One of the most fascinating plays I have ever seen is playing at Devonshire Park Theatre, Eastbourne this week.
Timberlake Wertenbaker’s award-winning play Our Country’s Good is a true story. It is set in the first British convict colony in Botany Bay, Sydney in 1788. On Sunday 17 May 1787 736 convicts set sail from Portsmouth in a rat-infested ship. Eight months later after battling heavy seas they arrived in Australia, a hot and barren country, many of them had only committed a very minor crime like the 84 year-old woman who was deported for stealing one biscuit so she hung herself.

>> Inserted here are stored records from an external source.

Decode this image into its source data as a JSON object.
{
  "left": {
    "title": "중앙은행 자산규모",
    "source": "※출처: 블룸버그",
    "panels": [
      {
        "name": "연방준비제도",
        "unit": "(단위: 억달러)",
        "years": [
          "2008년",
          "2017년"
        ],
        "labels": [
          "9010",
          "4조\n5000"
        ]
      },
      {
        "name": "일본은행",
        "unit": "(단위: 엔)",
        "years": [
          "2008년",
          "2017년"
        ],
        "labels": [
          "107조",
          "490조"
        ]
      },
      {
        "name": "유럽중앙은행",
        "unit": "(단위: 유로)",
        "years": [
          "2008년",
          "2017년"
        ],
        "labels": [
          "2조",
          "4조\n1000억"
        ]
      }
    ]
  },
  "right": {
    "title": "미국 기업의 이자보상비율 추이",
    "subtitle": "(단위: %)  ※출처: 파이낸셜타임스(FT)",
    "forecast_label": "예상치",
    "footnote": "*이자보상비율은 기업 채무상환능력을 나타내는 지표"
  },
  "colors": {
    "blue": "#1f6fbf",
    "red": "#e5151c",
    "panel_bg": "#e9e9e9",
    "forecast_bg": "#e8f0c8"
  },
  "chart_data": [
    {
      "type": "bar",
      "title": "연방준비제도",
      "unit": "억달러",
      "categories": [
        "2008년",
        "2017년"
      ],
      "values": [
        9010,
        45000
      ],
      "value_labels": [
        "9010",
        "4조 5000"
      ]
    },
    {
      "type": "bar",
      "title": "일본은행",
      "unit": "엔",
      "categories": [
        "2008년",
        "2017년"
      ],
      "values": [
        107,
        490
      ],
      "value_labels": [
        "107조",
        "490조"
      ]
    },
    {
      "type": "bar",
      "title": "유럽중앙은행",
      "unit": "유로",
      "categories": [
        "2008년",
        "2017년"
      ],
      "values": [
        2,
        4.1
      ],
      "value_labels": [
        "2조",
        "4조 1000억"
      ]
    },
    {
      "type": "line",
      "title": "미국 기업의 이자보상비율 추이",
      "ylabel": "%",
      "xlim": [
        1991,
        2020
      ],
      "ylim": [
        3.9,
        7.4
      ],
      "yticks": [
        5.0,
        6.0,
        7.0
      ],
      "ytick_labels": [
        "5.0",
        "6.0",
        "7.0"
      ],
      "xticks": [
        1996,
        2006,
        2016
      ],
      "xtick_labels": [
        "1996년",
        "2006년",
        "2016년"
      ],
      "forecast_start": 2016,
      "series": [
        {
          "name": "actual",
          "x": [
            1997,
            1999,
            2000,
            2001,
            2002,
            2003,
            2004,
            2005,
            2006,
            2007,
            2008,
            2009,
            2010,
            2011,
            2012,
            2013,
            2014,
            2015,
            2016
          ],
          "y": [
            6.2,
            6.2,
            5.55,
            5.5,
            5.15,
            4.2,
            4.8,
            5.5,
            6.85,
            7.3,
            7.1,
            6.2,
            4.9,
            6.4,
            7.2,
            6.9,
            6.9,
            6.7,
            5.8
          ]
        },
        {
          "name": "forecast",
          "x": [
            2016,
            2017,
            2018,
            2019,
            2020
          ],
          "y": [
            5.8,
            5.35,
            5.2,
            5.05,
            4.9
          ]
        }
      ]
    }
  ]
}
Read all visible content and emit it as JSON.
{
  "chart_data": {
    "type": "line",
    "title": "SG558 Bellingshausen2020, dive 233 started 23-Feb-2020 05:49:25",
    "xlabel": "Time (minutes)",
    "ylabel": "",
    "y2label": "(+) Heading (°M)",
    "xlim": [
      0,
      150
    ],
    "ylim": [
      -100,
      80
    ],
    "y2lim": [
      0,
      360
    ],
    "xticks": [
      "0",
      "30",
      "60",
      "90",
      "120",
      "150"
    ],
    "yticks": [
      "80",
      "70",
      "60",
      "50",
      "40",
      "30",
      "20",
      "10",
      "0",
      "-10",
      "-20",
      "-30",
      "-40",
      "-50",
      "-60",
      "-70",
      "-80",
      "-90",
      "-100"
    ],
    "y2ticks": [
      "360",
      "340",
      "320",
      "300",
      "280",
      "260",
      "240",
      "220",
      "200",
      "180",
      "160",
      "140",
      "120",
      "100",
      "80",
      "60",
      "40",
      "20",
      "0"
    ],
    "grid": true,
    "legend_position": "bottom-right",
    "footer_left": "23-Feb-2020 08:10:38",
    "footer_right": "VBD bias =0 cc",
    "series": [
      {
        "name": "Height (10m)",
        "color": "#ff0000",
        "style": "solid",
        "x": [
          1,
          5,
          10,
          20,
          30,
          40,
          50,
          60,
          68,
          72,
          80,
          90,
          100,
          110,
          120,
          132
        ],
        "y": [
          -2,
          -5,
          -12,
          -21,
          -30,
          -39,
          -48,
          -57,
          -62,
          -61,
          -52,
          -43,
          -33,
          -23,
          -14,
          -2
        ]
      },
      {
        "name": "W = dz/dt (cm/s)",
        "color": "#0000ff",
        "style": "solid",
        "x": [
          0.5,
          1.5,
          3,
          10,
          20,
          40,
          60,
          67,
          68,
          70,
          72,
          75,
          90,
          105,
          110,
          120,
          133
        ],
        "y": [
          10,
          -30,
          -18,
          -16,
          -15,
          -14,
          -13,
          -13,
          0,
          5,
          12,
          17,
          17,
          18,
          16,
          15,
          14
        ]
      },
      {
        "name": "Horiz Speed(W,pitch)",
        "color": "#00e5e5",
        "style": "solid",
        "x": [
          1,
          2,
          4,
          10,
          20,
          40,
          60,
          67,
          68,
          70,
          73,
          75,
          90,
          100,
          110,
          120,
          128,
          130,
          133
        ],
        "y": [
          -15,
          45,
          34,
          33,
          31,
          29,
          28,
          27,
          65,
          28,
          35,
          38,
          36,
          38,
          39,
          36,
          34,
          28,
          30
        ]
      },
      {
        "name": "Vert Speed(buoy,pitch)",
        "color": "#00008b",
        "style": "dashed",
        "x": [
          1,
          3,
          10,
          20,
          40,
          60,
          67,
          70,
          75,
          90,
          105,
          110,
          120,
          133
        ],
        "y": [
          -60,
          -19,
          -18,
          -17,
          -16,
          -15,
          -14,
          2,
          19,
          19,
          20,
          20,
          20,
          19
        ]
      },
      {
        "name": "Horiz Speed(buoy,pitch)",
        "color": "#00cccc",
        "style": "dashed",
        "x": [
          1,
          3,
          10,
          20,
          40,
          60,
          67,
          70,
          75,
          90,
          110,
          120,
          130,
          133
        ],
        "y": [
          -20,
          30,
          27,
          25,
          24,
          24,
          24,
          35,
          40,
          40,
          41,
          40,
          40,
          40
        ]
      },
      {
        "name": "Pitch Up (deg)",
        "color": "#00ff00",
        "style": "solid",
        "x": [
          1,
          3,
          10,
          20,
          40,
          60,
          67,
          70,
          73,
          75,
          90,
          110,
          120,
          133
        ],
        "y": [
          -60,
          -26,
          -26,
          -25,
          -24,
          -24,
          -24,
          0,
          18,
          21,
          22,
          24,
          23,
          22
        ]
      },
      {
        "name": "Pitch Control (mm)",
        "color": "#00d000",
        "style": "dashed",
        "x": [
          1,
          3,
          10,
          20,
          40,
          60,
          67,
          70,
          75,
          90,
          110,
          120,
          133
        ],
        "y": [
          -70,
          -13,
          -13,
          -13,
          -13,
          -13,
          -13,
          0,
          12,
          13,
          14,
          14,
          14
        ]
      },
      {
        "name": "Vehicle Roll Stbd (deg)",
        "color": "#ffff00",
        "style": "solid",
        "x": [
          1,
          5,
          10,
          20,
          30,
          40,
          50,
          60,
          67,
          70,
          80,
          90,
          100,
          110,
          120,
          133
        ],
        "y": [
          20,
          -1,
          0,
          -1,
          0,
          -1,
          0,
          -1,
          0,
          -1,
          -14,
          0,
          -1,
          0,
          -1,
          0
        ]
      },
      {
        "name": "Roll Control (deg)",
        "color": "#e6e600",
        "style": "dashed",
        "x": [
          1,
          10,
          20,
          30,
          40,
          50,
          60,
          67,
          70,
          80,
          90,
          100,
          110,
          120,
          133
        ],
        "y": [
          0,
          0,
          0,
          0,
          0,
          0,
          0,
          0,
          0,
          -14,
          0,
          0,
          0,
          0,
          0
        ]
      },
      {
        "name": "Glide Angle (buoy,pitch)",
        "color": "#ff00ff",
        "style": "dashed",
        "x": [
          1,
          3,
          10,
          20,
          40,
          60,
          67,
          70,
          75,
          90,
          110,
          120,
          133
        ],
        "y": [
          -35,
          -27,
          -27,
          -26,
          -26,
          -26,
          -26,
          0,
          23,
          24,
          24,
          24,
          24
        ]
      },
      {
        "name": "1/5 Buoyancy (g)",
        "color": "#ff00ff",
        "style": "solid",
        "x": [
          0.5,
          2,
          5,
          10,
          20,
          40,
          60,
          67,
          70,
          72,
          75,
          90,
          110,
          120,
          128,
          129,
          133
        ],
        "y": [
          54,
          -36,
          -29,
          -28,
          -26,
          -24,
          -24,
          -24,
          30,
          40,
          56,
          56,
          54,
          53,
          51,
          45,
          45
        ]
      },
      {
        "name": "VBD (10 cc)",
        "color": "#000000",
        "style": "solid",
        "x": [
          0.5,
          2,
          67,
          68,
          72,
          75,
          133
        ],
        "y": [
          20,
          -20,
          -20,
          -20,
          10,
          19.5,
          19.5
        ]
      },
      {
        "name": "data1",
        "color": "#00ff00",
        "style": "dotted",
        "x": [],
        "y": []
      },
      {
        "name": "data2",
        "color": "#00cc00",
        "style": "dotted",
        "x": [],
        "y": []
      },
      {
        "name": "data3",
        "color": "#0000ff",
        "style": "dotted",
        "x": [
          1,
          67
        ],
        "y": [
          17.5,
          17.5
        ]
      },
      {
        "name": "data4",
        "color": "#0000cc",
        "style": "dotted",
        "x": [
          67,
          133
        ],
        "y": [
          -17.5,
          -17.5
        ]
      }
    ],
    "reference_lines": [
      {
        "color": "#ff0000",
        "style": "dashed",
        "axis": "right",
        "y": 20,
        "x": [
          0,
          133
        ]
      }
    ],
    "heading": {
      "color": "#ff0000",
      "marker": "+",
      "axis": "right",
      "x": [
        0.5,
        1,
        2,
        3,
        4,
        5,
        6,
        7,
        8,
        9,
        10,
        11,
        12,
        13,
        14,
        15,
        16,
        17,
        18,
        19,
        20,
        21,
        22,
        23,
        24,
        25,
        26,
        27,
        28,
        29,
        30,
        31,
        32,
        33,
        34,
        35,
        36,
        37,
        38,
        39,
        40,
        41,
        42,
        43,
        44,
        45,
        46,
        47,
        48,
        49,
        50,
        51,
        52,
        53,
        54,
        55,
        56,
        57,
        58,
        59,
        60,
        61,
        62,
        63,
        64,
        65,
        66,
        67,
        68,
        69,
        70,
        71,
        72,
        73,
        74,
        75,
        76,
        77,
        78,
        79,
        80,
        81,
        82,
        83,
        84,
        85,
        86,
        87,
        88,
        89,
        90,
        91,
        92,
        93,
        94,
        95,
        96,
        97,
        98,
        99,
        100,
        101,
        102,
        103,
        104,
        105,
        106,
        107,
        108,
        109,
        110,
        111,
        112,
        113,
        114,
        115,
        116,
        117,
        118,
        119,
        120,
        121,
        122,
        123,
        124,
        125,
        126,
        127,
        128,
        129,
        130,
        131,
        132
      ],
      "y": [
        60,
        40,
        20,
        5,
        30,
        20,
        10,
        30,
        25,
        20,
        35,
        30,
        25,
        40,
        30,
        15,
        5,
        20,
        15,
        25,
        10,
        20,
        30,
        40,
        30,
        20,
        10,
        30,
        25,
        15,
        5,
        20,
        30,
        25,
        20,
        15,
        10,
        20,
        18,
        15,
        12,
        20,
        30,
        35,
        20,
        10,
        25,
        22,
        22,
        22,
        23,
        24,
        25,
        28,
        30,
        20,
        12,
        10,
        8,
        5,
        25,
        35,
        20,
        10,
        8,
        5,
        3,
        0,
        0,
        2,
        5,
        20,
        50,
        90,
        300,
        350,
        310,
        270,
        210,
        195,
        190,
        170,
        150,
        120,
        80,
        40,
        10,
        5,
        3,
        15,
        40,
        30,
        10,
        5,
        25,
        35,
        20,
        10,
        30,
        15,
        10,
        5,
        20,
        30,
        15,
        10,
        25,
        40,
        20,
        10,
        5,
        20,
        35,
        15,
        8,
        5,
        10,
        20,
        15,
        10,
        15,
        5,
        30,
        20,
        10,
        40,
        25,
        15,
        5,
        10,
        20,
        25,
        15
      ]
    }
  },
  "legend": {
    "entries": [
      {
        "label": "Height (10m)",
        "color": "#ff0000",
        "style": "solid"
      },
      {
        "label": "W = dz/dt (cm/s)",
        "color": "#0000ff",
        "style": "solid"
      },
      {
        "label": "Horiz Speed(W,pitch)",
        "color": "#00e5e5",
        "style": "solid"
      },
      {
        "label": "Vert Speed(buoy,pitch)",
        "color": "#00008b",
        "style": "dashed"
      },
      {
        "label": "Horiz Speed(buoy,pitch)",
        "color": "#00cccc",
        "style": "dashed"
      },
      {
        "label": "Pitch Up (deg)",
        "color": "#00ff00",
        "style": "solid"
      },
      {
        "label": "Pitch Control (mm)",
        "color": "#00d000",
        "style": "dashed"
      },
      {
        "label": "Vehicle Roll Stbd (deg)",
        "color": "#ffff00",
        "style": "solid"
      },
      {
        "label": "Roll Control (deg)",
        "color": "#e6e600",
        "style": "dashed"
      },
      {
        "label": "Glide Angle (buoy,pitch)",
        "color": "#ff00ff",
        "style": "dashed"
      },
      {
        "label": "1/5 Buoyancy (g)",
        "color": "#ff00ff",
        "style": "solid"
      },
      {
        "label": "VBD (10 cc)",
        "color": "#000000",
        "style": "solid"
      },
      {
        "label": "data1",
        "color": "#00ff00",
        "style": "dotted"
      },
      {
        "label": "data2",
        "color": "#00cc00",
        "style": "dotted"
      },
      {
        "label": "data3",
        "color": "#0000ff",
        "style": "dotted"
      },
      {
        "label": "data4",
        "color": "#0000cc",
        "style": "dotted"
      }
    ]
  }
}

All the characters in the play were real people and many of the things they say in the play were words spoken by them.
Alastair Whatley’s production is so good you actually feel the prisoners’ pain and despair as soon as the curtain goes up. Instead of punishing them 2nd Lieutenant Ralph Clark goes against his senior officers’ wishes and persuades the Governor of New South Wales, Captain Arthur Phillip to let him stage a play, George Farquhar’s The Recruiting Officer and that is the plot of Our Country’s Good.

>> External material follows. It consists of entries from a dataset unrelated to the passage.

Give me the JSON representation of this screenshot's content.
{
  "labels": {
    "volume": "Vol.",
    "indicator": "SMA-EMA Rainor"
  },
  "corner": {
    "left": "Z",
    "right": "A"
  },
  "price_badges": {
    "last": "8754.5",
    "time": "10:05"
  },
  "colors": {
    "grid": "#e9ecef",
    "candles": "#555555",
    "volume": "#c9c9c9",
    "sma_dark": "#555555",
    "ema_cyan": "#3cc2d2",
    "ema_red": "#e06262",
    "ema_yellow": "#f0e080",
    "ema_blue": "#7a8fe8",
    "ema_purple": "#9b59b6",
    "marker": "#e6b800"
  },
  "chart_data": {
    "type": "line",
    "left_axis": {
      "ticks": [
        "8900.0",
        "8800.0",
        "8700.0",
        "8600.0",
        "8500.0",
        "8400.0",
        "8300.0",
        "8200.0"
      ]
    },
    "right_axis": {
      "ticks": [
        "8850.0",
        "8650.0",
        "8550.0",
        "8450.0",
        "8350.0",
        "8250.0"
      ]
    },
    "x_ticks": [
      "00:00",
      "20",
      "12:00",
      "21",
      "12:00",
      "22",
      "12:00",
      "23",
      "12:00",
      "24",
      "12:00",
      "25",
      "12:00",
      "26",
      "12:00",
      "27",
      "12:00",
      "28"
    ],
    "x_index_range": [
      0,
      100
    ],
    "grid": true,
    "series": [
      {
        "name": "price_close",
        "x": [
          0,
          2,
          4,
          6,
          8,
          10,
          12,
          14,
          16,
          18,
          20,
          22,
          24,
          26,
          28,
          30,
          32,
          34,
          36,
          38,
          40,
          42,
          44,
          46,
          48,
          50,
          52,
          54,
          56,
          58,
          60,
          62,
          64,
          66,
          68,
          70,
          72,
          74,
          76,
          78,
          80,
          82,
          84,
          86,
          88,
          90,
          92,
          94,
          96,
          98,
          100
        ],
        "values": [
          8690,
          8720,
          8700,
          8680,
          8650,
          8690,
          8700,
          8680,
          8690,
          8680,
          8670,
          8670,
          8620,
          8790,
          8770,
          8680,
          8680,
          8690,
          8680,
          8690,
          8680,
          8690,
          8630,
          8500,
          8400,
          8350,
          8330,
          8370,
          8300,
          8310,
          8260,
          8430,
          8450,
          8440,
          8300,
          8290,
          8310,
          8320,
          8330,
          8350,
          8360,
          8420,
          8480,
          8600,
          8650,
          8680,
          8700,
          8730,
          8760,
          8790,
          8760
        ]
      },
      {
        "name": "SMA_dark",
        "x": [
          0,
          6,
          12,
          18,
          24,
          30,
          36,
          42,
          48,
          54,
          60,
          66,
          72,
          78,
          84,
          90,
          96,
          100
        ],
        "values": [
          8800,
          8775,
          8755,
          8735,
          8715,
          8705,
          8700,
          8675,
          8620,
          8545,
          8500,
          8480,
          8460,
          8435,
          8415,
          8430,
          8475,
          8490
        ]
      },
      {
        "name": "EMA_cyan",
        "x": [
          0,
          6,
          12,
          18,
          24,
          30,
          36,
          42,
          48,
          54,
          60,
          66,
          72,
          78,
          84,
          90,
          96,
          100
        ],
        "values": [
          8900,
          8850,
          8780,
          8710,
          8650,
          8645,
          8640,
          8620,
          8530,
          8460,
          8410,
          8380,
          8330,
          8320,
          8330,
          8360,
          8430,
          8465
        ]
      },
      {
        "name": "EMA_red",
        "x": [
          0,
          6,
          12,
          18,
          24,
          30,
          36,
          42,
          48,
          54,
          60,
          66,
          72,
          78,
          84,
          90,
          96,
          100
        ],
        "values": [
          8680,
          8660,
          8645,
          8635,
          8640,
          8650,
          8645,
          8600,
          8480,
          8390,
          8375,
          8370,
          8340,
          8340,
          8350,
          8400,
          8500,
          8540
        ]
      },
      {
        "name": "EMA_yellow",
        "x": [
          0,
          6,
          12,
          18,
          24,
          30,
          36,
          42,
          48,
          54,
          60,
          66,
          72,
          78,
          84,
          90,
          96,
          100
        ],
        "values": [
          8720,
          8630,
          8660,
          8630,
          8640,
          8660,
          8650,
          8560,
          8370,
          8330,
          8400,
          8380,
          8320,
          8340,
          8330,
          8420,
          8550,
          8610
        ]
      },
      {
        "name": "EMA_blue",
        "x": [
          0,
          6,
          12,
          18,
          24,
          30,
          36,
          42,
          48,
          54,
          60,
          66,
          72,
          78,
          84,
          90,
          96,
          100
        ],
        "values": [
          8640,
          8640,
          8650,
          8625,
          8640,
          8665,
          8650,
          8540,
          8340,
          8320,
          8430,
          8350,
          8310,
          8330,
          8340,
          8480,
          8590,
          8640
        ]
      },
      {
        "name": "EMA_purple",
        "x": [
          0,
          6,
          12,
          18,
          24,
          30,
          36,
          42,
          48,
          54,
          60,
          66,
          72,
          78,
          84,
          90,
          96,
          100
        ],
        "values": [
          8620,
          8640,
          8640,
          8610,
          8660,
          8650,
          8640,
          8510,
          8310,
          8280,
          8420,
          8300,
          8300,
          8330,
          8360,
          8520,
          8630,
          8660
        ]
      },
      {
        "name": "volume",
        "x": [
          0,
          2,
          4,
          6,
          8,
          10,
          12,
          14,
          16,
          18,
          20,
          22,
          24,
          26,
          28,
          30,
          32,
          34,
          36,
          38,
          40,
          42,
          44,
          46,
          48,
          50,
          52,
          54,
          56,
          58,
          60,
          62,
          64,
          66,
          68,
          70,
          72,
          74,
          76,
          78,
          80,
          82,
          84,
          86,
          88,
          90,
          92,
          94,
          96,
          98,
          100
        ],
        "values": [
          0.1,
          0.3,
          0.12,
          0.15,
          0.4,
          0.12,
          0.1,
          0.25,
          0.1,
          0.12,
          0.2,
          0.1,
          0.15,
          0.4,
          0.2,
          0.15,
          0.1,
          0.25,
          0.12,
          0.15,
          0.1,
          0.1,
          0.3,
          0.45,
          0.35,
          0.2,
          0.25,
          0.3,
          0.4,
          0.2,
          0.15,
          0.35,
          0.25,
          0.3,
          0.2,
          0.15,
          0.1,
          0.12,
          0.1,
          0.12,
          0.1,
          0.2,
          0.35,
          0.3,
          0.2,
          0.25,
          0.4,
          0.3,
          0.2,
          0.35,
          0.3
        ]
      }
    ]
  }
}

The women prisoners were amazingly strong and they were superbly played by Emily Bowker, Emma Gregory Rachel Donovan and Jenny Ogilvie. Several of the cast doubled up parts but you never got confused. Aden Gillet made a great Governor but was also excellent in the contrasting role of the Jewish prisoner John Wisehammer.
Christopher Harper captured Ralph Clark’s insecurities and Jack Lord gave a very funny performance as the born actor who overacted all the time Robert Sideway, but you never thought of Sideway when he played Captain David Collins.
For anyone who loves history and good drama this is definitely a play to see.